После завтрака молодой человек резко встал и, пройдя столовую, вышел на крыльцо замка; мать тихо последовала за ним.
— Что с тобой, сын мой? Ты хмуришься и становишься похожим на своего предка — Столетнего Старца!.. — И она улыбнулась, желая скрыть охватившую ее смертельную тревогу.

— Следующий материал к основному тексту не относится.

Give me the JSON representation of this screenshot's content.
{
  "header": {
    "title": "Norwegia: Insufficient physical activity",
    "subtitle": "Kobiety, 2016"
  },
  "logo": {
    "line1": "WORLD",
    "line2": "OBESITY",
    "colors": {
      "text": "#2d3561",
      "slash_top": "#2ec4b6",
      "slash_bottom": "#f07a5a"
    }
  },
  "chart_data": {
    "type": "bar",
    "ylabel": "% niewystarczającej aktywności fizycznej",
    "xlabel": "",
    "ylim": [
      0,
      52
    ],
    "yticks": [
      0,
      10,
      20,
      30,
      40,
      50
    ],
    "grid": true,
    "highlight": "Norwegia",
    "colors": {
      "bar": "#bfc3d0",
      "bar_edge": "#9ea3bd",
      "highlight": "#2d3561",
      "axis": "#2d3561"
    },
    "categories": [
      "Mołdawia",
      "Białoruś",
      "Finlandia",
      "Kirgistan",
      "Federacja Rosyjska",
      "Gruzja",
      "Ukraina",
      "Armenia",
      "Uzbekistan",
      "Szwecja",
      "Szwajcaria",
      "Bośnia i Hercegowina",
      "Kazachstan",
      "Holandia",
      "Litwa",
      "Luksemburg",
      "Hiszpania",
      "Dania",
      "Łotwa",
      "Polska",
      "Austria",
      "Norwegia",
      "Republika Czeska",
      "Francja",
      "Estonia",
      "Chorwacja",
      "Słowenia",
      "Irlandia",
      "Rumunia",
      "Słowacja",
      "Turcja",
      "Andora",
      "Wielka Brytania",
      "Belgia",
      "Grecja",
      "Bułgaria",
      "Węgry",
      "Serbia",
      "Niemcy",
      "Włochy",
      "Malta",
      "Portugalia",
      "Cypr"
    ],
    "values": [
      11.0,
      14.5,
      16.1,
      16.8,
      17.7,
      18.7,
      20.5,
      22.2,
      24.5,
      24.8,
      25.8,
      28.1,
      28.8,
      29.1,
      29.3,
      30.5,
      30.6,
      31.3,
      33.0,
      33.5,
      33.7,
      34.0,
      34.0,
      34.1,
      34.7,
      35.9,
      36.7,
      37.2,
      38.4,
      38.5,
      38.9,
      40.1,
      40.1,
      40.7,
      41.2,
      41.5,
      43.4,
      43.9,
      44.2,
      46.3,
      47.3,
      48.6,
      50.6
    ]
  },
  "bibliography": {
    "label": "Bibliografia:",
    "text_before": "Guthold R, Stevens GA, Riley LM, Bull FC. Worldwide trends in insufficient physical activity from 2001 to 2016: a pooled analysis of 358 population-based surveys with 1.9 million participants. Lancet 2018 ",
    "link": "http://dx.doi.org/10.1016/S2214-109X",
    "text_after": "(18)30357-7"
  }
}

Туллиус обернулся; наблюдая за сыном, мать заметила у него слезы, отчего чуть не расплакалась сама. Туллиус же, поглядев на мать, крепко обнял ее и осыпал поцелуями.
— У тебя неприятности, Туллиус? Скажи мне, что с тобой, и, быть может, мы вместе посмеемся или, наоборот, поплачем.
Эти трогательные слова разбередили душу молодого путешественника.
В эту минуту на дороге, ведущей к харчевне, они увидели странно одетого всадника, безжалостно пришпоривавшего своего коня; закусив удила, бедное животное мчалось во весь опор.
Во всей округе Туллиус не знал никого, кто умел бы так ловко управлять конем; еще более смущал его белый наряд всадника и шляпа с перьями — из-за дальности расстояния он не мог разглядеть прочие детали костюма. Вскоре лошадь поравнялась с харчевней, и Беренгельд различил платье, женскую шляпку и большую шаль; ноги необычного всадника, обутые в высокие сапоги для верховой езды, крепко сжимали бока коня.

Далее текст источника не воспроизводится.